Cost Calculation Overview

We undertook a comprehensive assessment of the total cost necessary for processing all the documents in our dataset, factoring in the respective pricing models of the selected solutions.

For paid solutions, we take into account the cost of processing each page. Extracting tables adds in a additional cost per page. For table estimation, we only count page that actually contain tables (which is around 11% of pages).

For free solutions, we take into account the number of pages, the time required to process each page, and the cost per hour of a GPU instance on AWS (ml.g4dn.xlarge in our case).

Cost Analysis Results

Upon analyzing the costs, it became evident that the expenses associated with extracting tables are generally higher than those for mere text OCR. This is likely due to the additional complexities involved in accurately detecting and structuring tabular data which often requires more advanced processing capabilities.

Interestingly, the free PaddleOCR solution appeared to be exceptionally cost-effective when compared to paid alternatives.

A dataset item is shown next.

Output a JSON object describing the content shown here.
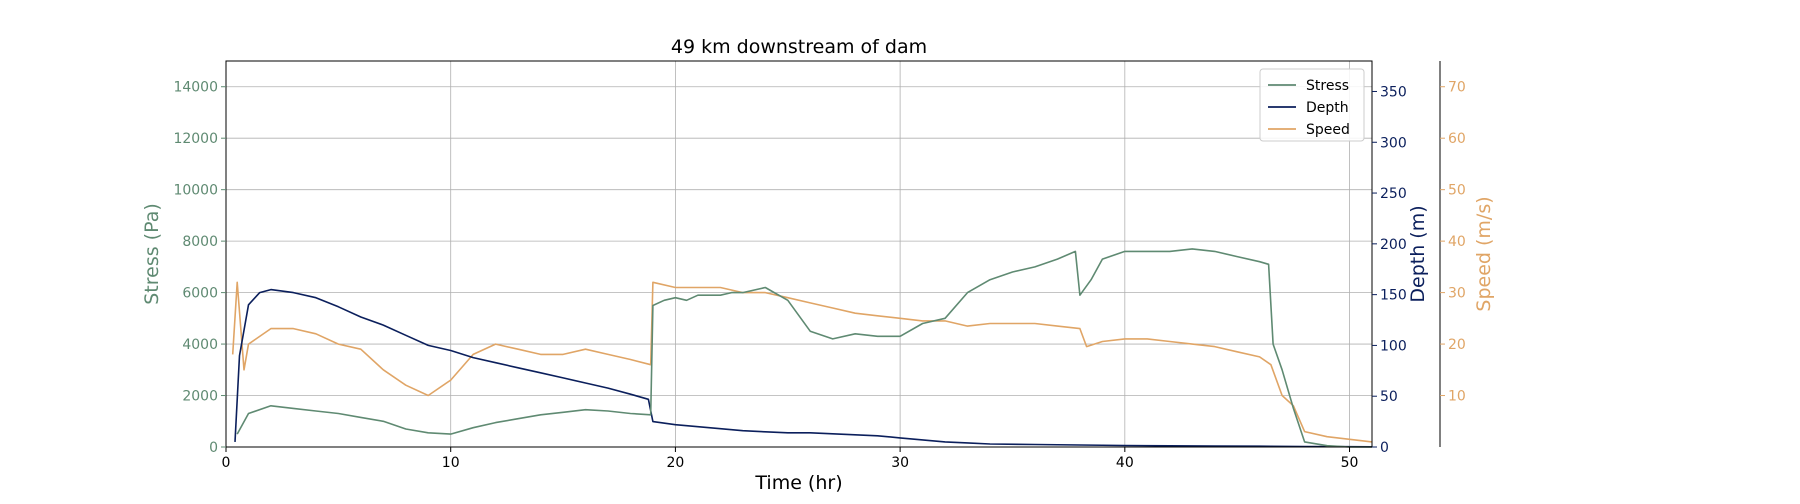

While the initial setup and ongoing server costs need to be considered, it offers a compelling value, especially for large volumes of documents where API call costs of paid services can accumulate significantly.

Economic Considerations

The economic feasibility of PaddleOCR makes it an attractive choice for organizations with tighter budget constraints or those who prefer more control over their processing infrastructure. However, for businesses requiring the highest accuracy and sophistication in table extraction, investing in more costly, robust solutions like AWS Textract might be justified by the superior performance and less hands-on maintenance they provide.

Conclusion

Ultimately, the decision on which OCR and table extraction service to employ should balance both cost and performance needs. This financial analysis adds a vital dimension to our evaluation process, ensuring that our chosen solution not only meets our technical and accuracy requirements but also aligns with our budgetary constraints and long-term operational strategies.

For organizations prioritizing accuracy and requiring high-level table extraction capabilities under tight operational timelines, investing in AWS Textract or similar solutions seems justified. For entities with more modest budgets, or where full control over data processing is necessary, PaddleOCR presents a viable alternative, provided there is capacity to manage the infrastructure. Due to the volume and cost constraints, for company deeds, we settled with PaddleOCR, as it has the best tradeoff between cost and performance.

The adoption of OCR technologies and table extraction tools needs to align with specific organizational needs, balancing cost, accuracy, performance, and operational capacity. As technology evolves, so too will the capabilities of these tools, promising future enhancements that may address current limitations.

Our comprehensive analysis establishes a foundation for informed decision-making, ensuring that the selected OCR and table extraction tools not only fulfill technical requirements but also align with financial strategies and long-term business goals.